Recent articles in the Deseret News warned of efforts to push religion out of the public square. Freedom of religion, we were told, is under attack in America.
In my view, religious freedom is proliferating as never before, and involvement of religion in American public life has never been greater.
Religion, seemingly, is everywhere. It's all over the Internet, TV and radio. Several local TV channels, for example, offer LDS-oriented programs. One station even has an anti-LDS show anchored by a smiling ex-Mormon. Other channels feature energetic preachers who say, in effect, "Send money." Ministers pop up often on talk shows and the news.
We see faith messages on bumper stickers and signs. Most homes I enter have something religious hanging from the walls or perched on mantels, shelves or tables. A few years back, the Utah Legislature even mandated that public schools place "In God we trust" signs in their buildings.
Here's a question for News readers: Aren't you tired of all the religion in today's politics?
We've always had politicians who were grandstanders for Jesus, but when I was growing up, the church-state mix seemed less overt. Yes, Kennedy had to promise in 1960 that he wouldn't take orders from the pope. But I don't recall George Romney's LDS faith being a hindrance in 1967 when he raced to the front of the Republican presidential pack. Instead, he was done in for being right too soon about the wrongness of the Vietnam War.
In the past presidential race, religion stood front and center: Obama's pastor, the usual acrimony on abortion, born-again preacher Mike Huckabee's polarizing comments, Obama labeled a Muslim, Mitt Romney forced to defend his beliefs, the religious right working to defeat Romney, pastor Rick Warren interviewing Obama and McCain and the media playing up religious conflict. Also, religion might have played a part in Brother Romney's 90 percent to 5 percent win over Brother McCain in Utah's GOP primary.
Religion has pushed aggressively into the public square in the form of Moral Majority, the religious right and individual denominations pursuing agendas. A few years ago, a friendly federal government began to provide funds for certain social programs sponsored by faiths.
People who target churches with vandalism and over-the-top anger do not endanger religious freedom. Instead, reasonable Americans sympathize with those who are targeted and believers often wear persecution as a badge of honor.

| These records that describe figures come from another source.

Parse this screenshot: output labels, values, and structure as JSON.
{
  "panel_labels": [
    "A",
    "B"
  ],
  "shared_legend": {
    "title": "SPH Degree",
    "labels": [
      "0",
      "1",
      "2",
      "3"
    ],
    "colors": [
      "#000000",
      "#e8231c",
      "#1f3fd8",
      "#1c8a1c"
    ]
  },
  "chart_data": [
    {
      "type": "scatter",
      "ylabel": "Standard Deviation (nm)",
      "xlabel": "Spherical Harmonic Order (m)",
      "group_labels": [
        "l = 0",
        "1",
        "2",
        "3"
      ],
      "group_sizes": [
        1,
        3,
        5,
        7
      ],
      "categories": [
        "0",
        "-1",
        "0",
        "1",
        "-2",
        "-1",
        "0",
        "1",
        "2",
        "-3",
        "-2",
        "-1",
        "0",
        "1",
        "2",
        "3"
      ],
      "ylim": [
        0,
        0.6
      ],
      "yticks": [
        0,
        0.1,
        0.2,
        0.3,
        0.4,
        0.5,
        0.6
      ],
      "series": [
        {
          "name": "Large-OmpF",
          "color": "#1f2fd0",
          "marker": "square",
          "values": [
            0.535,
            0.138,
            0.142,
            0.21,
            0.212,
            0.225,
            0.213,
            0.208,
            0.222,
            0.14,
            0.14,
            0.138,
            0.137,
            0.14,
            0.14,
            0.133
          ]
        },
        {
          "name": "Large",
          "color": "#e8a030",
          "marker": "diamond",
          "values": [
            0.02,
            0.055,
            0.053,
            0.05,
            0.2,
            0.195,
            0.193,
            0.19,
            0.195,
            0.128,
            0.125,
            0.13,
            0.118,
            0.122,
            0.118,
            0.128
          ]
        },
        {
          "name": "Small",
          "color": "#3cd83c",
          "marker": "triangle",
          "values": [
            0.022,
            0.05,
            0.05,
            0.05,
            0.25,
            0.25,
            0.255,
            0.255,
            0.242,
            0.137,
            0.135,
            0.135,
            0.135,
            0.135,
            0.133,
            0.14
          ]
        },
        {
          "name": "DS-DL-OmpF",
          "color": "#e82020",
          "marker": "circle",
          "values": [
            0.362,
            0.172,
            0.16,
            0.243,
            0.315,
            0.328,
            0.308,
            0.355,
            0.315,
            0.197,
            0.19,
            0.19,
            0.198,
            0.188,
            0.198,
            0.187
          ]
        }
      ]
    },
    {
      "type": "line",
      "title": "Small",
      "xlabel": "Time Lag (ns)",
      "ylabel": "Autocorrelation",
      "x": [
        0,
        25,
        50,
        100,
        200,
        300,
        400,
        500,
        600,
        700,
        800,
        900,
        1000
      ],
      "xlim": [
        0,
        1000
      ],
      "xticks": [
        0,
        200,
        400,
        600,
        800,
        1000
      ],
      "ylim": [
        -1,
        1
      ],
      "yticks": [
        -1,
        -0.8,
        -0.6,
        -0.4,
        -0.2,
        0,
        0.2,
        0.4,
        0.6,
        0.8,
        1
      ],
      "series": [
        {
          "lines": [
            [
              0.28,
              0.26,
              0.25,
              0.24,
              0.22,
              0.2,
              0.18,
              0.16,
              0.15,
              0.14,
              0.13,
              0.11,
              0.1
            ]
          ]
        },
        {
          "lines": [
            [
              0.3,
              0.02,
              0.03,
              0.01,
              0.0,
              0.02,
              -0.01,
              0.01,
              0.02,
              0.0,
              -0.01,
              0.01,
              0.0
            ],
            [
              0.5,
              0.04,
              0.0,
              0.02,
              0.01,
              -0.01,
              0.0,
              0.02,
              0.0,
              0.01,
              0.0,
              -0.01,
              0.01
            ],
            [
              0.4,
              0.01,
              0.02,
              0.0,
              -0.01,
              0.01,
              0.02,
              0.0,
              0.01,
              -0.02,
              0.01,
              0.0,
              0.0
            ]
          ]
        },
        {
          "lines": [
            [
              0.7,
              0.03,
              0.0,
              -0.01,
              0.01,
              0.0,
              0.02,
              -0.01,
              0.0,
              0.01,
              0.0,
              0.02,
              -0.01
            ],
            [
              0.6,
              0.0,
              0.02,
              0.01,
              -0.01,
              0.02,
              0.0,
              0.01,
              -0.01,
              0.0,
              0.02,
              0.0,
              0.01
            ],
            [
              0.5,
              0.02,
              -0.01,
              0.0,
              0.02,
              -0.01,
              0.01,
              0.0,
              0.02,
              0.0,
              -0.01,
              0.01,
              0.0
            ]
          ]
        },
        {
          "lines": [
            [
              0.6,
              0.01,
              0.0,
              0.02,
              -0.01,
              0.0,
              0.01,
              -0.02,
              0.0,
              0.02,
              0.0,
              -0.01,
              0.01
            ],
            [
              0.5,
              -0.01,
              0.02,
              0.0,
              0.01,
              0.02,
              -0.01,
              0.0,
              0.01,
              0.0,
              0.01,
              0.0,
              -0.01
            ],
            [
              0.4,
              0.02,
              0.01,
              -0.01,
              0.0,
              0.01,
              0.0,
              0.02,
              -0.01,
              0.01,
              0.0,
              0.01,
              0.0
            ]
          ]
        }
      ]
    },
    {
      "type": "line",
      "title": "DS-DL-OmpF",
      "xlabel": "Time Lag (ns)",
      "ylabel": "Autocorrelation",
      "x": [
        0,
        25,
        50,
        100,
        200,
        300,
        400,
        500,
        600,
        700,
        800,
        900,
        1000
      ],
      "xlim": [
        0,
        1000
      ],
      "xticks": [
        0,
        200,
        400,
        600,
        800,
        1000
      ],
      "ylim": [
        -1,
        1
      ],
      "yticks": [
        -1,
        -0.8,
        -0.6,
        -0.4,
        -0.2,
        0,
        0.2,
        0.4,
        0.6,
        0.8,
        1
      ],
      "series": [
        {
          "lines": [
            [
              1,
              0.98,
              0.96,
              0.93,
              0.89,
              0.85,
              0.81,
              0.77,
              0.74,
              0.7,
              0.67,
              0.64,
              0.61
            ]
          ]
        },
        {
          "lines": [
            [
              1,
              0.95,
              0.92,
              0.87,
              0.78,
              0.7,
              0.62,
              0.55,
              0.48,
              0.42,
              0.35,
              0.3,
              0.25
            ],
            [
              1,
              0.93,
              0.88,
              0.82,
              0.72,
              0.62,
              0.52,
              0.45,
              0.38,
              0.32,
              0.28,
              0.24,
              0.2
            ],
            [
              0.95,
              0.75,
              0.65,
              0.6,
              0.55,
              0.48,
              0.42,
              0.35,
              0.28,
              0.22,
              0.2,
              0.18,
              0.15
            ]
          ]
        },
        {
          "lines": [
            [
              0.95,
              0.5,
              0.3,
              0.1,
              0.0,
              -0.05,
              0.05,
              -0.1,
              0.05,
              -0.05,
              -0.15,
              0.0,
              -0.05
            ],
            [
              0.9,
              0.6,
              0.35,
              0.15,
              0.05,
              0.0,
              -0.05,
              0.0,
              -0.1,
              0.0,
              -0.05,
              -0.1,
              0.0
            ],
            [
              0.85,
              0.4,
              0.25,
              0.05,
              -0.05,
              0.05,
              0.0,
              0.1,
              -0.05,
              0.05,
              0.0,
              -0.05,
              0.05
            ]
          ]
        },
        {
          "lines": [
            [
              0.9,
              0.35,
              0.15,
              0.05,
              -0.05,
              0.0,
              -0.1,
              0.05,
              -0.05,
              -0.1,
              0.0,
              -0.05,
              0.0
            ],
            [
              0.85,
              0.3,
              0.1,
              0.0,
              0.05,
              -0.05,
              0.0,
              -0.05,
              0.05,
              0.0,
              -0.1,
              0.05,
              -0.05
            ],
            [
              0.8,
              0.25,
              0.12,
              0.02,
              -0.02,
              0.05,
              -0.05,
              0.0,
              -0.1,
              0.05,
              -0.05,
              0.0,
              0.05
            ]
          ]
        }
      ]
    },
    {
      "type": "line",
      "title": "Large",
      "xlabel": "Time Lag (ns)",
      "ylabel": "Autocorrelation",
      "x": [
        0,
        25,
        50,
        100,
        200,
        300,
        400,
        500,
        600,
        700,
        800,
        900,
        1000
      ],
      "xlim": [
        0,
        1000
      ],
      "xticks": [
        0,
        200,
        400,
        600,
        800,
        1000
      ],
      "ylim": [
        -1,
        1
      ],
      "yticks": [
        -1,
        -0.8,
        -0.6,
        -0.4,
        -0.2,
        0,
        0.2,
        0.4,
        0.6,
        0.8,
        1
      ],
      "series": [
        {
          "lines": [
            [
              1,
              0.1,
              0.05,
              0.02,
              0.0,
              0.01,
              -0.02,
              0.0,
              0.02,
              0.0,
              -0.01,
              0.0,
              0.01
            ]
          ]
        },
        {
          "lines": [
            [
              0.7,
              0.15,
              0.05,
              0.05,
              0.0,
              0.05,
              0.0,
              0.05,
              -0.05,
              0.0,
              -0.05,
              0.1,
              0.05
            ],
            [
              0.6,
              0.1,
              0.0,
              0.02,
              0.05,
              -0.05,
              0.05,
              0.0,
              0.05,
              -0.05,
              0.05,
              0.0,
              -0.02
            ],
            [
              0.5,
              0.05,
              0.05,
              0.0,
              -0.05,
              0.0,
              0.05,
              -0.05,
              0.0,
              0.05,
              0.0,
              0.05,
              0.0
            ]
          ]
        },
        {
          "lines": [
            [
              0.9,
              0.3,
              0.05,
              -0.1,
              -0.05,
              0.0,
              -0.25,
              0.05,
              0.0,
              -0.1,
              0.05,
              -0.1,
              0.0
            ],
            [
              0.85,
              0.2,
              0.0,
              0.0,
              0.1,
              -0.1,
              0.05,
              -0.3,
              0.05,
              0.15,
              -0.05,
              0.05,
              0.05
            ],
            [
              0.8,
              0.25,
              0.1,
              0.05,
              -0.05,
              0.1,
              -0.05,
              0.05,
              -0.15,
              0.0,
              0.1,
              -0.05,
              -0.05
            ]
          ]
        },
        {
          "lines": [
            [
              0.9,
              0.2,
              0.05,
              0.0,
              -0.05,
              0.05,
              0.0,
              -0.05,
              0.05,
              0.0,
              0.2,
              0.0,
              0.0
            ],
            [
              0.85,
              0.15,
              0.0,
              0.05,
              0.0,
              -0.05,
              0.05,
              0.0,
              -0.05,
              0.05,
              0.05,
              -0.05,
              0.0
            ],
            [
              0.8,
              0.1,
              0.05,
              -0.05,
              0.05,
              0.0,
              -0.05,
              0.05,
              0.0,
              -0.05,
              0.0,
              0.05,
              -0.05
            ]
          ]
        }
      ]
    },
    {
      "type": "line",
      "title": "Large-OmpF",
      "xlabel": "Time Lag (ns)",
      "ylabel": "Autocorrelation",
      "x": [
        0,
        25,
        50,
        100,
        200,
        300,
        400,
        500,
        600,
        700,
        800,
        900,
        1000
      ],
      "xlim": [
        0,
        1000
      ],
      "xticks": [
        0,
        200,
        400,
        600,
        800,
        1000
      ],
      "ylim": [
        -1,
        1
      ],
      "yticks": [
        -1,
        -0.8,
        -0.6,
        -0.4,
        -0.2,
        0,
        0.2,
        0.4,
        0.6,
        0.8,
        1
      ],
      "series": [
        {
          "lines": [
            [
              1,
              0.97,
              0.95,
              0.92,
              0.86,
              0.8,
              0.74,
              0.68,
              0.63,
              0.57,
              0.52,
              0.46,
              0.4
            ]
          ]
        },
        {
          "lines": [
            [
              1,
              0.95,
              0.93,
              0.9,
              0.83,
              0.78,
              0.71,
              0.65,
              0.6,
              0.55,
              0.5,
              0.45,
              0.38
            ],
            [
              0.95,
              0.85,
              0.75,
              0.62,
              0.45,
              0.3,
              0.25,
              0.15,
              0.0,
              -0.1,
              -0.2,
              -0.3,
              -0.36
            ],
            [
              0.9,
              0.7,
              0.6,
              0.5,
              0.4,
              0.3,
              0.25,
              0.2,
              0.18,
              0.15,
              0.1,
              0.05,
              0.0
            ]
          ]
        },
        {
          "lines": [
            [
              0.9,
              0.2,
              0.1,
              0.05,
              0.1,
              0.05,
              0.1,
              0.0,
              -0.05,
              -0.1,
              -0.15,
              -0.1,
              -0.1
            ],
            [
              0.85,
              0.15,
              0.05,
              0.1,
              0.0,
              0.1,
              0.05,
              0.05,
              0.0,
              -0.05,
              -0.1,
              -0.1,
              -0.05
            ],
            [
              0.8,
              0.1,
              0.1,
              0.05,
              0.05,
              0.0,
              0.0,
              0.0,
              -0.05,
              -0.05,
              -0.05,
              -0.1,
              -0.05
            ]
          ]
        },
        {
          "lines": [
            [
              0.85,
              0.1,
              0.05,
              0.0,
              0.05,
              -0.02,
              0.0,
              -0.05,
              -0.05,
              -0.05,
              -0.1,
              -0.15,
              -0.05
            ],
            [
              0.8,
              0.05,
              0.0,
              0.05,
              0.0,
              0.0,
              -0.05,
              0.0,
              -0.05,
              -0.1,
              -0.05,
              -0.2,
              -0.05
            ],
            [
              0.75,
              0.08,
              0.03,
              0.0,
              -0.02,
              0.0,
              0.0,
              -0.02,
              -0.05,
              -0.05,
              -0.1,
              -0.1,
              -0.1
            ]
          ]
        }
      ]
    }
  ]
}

Some say that religious liberty is threatened when Ten Commandments plaques are removed from government buildings or when public entities cease to offer prayers. In my view, removing plaques and prayers increases religious liberty. It means that a person is free to believe or not believe without government telling him that believing is the norm.
As a Christian, I need no heavy-handed hints from government about whether to believe or what to believe. I don't even believe everything my own church teaches.
Churches would be wise to acknowledge that the resentment directed at them for their incursions into the public arena doesn't stem only from their favored tax-exempt status. It also is connected to the quite reasonable perception that religions by their very nature can command zealous participation and financial support that other organizations can only dream of. Moreover, many who enter the public square to push a religious agenda do not seem blessed with the ability either to compromise or to respect their opponents' intentions. Too often, Christian soldiers go to battle armed with myths and misinformation. As a result, they exacerbate the divisiveness of today's U.S. politics.
If faiths continue orchestrating forays into the public arena, they should recognize that the way they espouse a cause may be as important as the cause itself. They certainly should not presume that pushback means that religious freedom is under attack.
Steve Warren is a former member of the Deseret News copy desk.